Para tanto alguns exemplos:

a) Ela tem as condições de ser o lugar onde se renúncia a toda maldade. Qual é a necessidade que temos de maledicências, hipocrisias, etc? Por que destruímos comunhão? Deus assim não procedeu para conosco. Maldade não precisa ser.

b) Ela possui uma fonte de vida sem igual. Ela pode ter um alimento que sacia e proporciona vida mais rica. Se este alimento existe, não é loucura desprezá-lo?

c) Ela pode constituir-se em casa espiritual. Ela pode ser lar, onde é possível sentir-se em casa neste mundo pela comunhão de irmãos. Esta comunhão surge onde a maldade é extinta e onde se sabe que vivemos de cada palavra que procede da boca de Deus (Mt 4.4). Na sua qualidade de casa espiritual ela será o lugar da presença de Deus. Ela pode ser isto, pois a pedra angular, Jesus Cristo, está lançada.

d) Ela tem a chance de ser comunidade viva. Pois se Cristo vive (se ele é a pedra viva), não há razão para sermos mortos.

e) Ela pode ser sacerdócio santo e real. Isto significa que ela é encarregada de render culto a Deus no mundo através de palavra e ação, não só aos domingos, mas também nos dias úteis da semana. Deus destinou a comunidade a ser sacerdócio. Cada qual realizará este sacerdócio modo diferente e, não obstante, todos com a mesma finalidade e todos na mesma solidariedade. Qual é o obstáculo que impede a realização deste sacerdócio?

f) A comunidade tem o privilégio de louvar a Deus no mundo, de anunciar o poder de Deus do qual ela vive.
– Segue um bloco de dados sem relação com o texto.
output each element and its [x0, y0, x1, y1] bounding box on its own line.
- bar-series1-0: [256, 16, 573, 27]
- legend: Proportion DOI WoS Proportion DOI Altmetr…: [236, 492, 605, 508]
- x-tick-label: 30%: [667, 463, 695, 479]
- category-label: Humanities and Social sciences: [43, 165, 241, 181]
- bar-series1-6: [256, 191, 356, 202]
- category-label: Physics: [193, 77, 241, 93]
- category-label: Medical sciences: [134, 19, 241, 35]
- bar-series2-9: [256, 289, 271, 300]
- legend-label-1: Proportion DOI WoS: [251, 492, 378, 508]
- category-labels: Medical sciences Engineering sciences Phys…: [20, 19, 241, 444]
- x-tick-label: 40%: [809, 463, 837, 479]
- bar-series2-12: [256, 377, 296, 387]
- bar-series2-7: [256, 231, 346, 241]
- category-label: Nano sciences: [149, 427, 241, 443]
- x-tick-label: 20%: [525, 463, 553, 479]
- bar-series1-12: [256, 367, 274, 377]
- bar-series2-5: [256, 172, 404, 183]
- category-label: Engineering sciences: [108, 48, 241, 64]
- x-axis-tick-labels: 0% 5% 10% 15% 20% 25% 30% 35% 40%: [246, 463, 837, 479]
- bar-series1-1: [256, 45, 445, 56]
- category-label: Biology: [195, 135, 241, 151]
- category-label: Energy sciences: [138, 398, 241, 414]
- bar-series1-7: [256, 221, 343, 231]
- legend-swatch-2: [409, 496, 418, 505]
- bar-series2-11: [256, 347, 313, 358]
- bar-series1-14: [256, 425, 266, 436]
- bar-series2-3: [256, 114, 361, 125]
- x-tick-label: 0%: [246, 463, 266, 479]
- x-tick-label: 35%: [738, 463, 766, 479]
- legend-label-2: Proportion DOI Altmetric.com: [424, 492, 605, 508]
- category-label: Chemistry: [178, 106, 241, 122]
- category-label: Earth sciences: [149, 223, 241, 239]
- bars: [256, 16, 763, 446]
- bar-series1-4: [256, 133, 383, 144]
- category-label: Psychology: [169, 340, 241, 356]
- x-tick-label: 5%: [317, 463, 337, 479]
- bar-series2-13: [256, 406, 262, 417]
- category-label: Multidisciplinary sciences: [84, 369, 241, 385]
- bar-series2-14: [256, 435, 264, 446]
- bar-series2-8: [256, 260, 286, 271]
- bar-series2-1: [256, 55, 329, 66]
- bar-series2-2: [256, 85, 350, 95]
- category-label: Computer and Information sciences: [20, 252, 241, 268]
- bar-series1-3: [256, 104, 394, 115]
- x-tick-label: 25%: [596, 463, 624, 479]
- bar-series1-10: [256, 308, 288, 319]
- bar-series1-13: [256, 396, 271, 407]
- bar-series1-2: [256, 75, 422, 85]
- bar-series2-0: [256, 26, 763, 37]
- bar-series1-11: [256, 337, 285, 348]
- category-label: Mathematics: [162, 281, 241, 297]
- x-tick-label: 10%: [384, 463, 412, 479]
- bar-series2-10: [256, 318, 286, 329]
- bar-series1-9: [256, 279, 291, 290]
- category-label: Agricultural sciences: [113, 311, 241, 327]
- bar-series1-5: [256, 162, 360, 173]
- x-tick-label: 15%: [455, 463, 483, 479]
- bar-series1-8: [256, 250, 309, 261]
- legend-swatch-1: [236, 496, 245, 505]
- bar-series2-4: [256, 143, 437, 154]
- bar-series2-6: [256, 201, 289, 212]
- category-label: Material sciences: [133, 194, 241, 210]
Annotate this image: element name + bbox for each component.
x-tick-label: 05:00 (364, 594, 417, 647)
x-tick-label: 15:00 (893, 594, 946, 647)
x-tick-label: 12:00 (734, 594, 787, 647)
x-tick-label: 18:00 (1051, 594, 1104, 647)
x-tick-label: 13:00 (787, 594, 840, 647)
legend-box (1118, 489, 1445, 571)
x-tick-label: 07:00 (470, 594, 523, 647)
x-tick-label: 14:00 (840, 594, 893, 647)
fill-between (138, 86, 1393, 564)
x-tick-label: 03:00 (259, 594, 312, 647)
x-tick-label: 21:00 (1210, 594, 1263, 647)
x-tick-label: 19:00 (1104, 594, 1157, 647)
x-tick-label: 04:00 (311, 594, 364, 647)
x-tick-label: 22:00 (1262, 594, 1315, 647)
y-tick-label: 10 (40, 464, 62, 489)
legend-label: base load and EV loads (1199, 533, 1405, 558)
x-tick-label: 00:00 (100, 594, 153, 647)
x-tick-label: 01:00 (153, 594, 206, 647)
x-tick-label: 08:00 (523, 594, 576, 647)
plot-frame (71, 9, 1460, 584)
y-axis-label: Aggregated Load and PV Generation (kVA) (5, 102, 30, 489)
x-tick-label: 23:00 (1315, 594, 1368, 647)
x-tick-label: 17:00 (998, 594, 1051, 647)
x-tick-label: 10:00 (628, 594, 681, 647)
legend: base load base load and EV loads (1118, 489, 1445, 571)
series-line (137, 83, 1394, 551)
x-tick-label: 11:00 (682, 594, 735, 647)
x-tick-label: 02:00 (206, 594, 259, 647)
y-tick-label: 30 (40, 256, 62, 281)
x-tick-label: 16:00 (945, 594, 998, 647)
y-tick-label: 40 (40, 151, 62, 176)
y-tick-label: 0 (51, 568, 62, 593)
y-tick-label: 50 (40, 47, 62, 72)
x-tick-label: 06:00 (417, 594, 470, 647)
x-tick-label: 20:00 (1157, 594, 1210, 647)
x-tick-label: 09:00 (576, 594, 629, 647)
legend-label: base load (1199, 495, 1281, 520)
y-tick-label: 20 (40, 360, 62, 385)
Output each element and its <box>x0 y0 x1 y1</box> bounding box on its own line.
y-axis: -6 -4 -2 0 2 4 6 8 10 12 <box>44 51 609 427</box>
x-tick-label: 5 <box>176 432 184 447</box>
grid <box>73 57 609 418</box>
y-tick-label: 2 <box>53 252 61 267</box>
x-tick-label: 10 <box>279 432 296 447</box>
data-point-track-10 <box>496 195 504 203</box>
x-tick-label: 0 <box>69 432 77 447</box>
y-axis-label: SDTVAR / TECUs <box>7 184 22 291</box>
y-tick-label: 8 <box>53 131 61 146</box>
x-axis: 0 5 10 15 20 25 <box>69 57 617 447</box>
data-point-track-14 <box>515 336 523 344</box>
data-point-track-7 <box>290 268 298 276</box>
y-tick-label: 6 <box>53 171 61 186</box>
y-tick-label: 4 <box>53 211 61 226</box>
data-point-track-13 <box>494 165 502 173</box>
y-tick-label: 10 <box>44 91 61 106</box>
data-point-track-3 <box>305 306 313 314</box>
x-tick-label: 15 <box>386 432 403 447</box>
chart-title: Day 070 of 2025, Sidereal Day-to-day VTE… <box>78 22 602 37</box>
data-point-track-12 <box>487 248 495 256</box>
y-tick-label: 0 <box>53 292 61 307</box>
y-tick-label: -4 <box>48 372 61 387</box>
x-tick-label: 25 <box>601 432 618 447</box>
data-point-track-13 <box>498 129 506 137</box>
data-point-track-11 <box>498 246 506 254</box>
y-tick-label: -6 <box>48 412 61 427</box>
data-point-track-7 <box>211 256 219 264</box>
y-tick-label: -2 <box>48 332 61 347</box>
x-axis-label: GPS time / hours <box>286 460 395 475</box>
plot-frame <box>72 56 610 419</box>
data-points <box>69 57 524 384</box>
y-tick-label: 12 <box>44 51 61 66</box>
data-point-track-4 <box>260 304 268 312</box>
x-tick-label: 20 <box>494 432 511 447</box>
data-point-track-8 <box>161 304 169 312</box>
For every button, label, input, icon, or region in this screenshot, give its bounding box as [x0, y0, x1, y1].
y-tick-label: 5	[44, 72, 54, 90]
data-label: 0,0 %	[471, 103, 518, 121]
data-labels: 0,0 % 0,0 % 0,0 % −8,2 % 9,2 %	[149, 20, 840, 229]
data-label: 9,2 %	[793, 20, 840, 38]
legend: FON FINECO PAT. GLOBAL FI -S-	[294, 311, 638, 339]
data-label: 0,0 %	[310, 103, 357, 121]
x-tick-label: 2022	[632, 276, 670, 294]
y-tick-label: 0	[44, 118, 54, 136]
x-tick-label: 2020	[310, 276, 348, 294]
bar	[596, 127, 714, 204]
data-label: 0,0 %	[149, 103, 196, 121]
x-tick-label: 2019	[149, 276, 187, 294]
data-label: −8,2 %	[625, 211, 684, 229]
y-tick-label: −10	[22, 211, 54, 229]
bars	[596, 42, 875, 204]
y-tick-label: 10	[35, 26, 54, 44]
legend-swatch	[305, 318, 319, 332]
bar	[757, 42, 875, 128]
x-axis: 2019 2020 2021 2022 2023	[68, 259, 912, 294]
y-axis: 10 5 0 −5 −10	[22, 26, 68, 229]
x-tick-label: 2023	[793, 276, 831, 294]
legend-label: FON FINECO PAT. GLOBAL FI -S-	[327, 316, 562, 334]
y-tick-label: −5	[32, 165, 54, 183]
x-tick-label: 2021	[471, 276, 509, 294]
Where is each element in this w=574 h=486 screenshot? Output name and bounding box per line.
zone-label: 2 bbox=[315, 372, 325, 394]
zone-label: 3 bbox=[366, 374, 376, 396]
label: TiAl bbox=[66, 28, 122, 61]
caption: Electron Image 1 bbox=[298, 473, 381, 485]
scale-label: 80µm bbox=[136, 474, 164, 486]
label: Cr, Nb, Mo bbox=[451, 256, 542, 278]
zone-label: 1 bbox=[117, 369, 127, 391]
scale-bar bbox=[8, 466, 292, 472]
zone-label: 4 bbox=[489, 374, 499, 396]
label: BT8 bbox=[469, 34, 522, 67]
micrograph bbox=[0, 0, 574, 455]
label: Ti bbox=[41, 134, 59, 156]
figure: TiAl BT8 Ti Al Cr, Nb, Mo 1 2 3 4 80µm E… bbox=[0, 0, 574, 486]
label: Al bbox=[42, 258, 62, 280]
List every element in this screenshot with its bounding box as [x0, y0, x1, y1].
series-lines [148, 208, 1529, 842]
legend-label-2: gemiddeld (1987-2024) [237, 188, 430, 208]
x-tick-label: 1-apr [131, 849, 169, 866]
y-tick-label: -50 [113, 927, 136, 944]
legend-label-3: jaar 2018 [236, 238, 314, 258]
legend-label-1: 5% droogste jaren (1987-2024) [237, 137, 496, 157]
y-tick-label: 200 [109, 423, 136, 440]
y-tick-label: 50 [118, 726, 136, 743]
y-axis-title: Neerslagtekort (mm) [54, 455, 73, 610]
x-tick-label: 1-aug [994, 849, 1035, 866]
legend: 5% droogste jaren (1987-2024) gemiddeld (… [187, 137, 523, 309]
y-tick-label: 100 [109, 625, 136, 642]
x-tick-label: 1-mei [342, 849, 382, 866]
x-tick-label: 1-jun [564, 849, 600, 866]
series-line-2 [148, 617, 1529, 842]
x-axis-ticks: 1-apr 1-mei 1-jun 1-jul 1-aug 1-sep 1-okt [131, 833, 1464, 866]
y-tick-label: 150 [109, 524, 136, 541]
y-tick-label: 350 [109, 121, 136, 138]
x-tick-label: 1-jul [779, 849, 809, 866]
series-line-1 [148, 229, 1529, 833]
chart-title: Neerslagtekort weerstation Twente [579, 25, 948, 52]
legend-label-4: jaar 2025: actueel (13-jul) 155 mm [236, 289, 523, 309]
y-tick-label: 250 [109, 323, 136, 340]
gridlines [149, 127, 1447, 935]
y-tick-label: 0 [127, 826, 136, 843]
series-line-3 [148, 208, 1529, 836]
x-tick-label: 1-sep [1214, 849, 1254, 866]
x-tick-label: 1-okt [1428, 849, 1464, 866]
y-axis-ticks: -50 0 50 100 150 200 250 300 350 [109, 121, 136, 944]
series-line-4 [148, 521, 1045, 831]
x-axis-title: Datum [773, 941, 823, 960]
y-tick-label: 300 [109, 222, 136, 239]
Ela tem a honra de transmitir o chamado de Deus que transfere das trevas para a luz, e de proclamar os direitos de Deus neste mundo.

Tudo isto, porém, nem sempre é tarefa fácil, pois Deus encontra resistência neste mundo. A pedra angular da comunidade é também a pedra de tropeço. Não esqueçamos isto para não cair em ilusões. Deus encontra resistência – inclusive na comunidade, em cada um dos membros, em cada um de nós (também na pessoa do pregador). No entanto, esta é uma realidade. A outra é a realidade criada por Deus em Cristo, a saber, aquelas possibilidades muito reais, das quais falamos e as quais a comunidade, sem dúvida, já experimentou. E agora é o momento de introduzir o imperativo: Se estas chances existem, agarrai-as! Pois estas chances são a nossa salvação. Tende o desejo do alimento espiritual e permiti que sejais edificados casa espiritual. Vós sois povo de Deus; vivei, pois, como tal.

A prédica não tem a tarefa de iludir nem de destruir. Ela deverá fazer o ouvinte alegre sobre o fato de existir o poder de Deus que nos dá a chance de sermos diferentes – de sermos comunidade. Esta é a melhor maneira de conduzir ao arrependimento e de construir comunidade hoje.